Alastair Cook has given his backing to the England and Wales Cricket Board's controversial plans to introduce a 100-ball competition.
The governing body last week announced their proposal for a brand new format, featuring 15 regular six-ball overs and one 10-ball over, to be used in the new city-based tournament that is set to launch in 2020.
It had been expected the competition would be played using Twenty20 cricket rules, like the highly-popular Indian Premier League and the Big Bash League in Australia, and the ECB's proposal came in for criticism from many quarters.
But former England captain Cook wants to see the format given a chance to see if it can thrive like T20 cricket.
"It's obviously very interesting," the 33-year-old told Sky Sports during a Chance to Shine event in Tunbridge Wells.

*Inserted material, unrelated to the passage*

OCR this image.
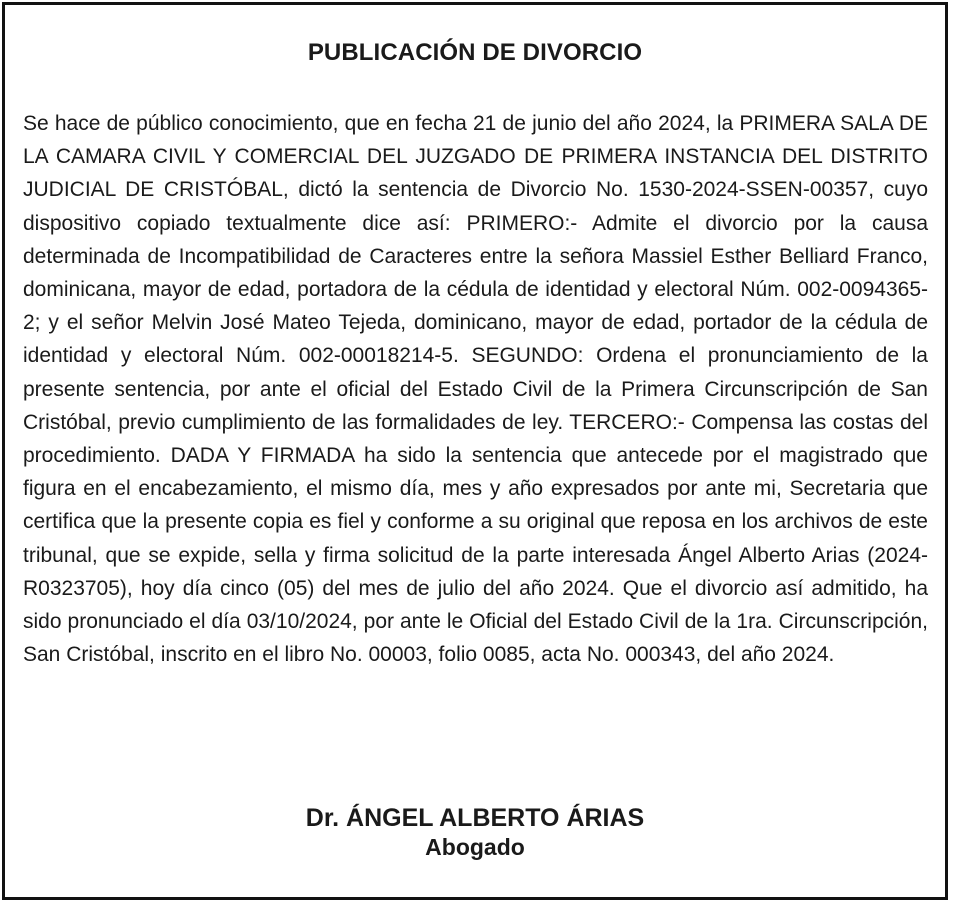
PUBLICACIÓN DE DIVORCIO

Se hace de público conocimiento, que en fecha 21 de junio del año 2024, la PRIMERA SALA DE LA CAMARA CIVIL Y COMERCIAL DEL JUZGADO DE PRIMERA INSTANCIA DEL DISTRITO JUDICIAL DE CRISTÓBAL, dictó la sentencia de Divorcio No. 1530-2024-SSEN-00357, cuyo dispositivo copiado textualmente dice así: PRIMERO:- Admite el divorcio por la causa determinada de Incompatibilidad de Caracteres entre la señora Massiel Esther Belliard Franco, dominicana, mayor de edad, portadora de la cédula de identidad y electoral Núm. 002-0094365-2; y el señor Melvin José Mateo Tejeda, dominicano, mayor de edad, portador de la cédula de identidad y electoral Núm. 002-00018214-5. SEGUNDO: Ordena el pronunciamiento de la presente sentencia, por ante el oficial del Estado Civil de la Primera Circunscripción de San Cristóbal, previo cumplimiento de las formalidades de ley. TERCERO:- Compensa las costas del procedimiento. DADA Y FIRMADA ha sido la sentencia que antecede por el magistrado que figura en el encabezamiento, el mismo día, mes y año expresados por ante mi, Secretaria que certifica que la presente copia es fiel y conforme a su original que reposa en los archivos de este tribunal, que se expide, sella y firma solicitud de la parte interesada Ángel Alberto Arias (2024-R0323705), hoy día cinco (05) del mes de julio del año 2024. Que el divorcio así admitido, ha sido pronunciado el día 03/10/2024, por ante le Oficial del Estado Civil de la 1ra. Circunscripción, San Cristóbal, inscrito en el libro No. 00003, folio 0085, acta No. 000343, del año 2024.

Dr. ÁNGEL ALBERTO ÁRIAS
Abogado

"If you went back to 2003 when the ECB first launched T20 cricket, if social media had been around then I'm sure quite a few people would probably have kicked up the same amount of fuss as they have here.
"It's different, it's exciting. How it all works with the County Championship and Test matches and when it's played, a lot of that (planning) is still to be done. But I think it's another interesting step for cricket.
"Cricket has made huge changes over the years and since I've started in 2003 - T20 being one of them. Let's see how it all pans out. Whether I'll be there to play I don't know but I'll certainly be watching it."
Cook's more immediate future will be spent trying to return to form for county side Essex ahead of England's Test series with Pakistan, which starts in May.
Cook struggled over the winter, with 244 of his 376 runs in the Ashes defeat to Australia coming in one innings in Melbourne, before making scores of five, two, two and 14 in a series loss in New Zealand.
And the opener is aware he needs to return to form to keep his place in the team.
He said: "It's never good when you lose the Ashes and then you lose the next series. I didn't score enough runs. I had quite a good game in Melbourne but apart from that I was pretty poor.
"I think if you play a long time, unless you're Don Bradman - which I'm certainly not - you have those periods in your career where run-making is harder than other periods.
"I think it was one of those winters where things didn't quite click. It can happen against the best bowlers in the world at the top of the order.
"The hunger's still there, the desire's still there. No one has a God-given right to play for England, you've got to score the runs to justify your place and I'm no different to anyone else."